Gleichzeitig betont Sprecher Felix zur Nieden, dass der Duisburger Versorger in seiner Preisgleitklausel Indizes verwende, die sich an der tatsächlichen Beschaffung der Rohstoffe für die Wärmebereitstellung orientieren. „Hierbei greift das Unternehmen auf die Daten an der European Energy Exchange (EEX) zu“, erklärt zur Nieden, „und betrachtet dabei ganz bewusst keine kurzfristigen Produkte oder Indizes wie zum Beispiel den EGIX, sondern Produkte mit langen Vorlaufzeiten auf dem Future Market.“

Diese Werte werden demnach zudem über einen Zeitraum von 24 Monaten gemittelt. „Extreme Preisspitzen und die enormen Preisschwankungen beim Gaspreis vor allem zu den Hochzeiten der Energiekrise werden damit für die Kundinnen und Kunden geglättet“, sagt zur Nieden. Andererseits bedeute dies aber auch, dass sich die extrem hohen Preise aus den Jahren 2021 und 2022 erst jetzt auswirken.

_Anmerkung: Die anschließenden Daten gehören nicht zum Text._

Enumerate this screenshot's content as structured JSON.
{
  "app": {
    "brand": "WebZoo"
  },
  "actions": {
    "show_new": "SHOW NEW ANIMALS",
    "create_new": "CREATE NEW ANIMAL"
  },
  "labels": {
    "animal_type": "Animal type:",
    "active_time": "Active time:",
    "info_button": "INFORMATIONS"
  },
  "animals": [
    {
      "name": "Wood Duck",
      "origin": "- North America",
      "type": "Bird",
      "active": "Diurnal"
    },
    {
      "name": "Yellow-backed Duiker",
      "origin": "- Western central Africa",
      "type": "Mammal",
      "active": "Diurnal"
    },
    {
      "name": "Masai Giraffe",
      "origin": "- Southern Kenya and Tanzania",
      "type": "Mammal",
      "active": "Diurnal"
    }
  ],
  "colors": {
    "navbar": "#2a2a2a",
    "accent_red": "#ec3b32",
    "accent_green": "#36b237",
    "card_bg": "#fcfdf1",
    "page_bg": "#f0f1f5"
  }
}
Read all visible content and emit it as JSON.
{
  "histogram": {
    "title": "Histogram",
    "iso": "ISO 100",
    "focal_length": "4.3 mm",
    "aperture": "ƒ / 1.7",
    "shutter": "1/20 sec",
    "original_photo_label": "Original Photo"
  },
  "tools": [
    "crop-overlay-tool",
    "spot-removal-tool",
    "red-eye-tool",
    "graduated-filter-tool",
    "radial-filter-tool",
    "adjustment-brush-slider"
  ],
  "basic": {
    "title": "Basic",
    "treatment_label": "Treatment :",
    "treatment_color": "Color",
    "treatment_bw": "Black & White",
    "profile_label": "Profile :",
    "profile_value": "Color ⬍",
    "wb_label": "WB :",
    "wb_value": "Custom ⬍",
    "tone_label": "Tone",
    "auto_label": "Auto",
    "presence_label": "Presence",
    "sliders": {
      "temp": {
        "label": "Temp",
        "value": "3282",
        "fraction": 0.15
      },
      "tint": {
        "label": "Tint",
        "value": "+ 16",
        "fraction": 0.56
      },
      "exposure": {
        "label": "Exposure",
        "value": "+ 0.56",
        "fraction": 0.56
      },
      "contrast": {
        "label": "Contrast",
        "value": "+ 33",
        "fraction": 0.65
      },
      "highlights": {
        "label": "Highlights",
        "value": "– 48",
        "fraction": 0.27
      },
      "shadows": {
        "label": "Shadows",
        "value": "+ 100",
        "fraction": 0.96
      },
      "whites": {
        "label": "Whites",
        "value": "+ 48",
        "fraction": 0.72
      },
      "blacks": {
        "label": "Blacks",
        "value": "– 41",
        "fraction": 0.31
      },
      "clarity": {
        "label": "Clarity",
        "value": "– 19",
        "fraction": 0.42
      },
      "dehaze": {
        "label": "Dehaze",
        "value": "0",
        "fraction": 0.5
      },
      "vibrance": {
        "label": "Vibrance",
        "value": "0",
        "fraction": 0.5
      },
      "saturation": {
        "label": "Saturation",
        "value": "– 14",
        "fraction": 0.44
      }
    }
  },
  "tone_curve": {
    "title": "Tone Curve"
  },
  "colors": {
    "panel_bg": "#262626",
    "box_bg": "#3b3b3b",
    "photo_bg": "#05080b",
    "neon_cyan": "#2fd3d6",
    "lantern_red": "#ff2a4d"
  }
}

Überwunden sind die Nachwirkungen der Energiepreis-Krise wohl erst im kommenden Jahr. Im Versorgungsgebiet Mitte-Süd-West rechnet die Fernwärme Duisburg GmbH mit einer Preissenkung für 2025 um etwa 25 Prozent und für 2026 um rund 35 Prozent gegenüber dem Stand von 2024.

>> UNTERSCHIEDLICHE PREISE IN DEN ZWEI DUISBURGER FERNWÄRMENETZEN

  • In Duisburg gibt es zwei Fernwärmenetze. Im Versorgungsgebiet Mitte-Süd-West ist der Arbeitspreis vergleichsweise hoch. Er beträgt aktuell 17,66 Cent pro Kilowattstunde (kWh). Dies liegt nach Angaben der Fernwärme Duisburg GmbH vor allem daran, dass hier die gelieferte Wärme hauptsächlich im gasbefeuerten Heizkraftwerk in Wanheim erzeugt wird.
  • Im Versorgungsgebiet Walsum Homberg könne vor allem Biomasse und industrielle Abwärme genutzt werden. Deshalb liege der Arbeitspreis dort aktuell nur bei 10,43 Cent/kWh.
  • Der Wärmeabsatz in beiden Netzen entspricht laut Fernwärme Duisburg GmbH rechnerisch dem Äquivalent von 77.000 Haushalten, davon etwa 80 Prozent im Netz Mitte/Süd/West.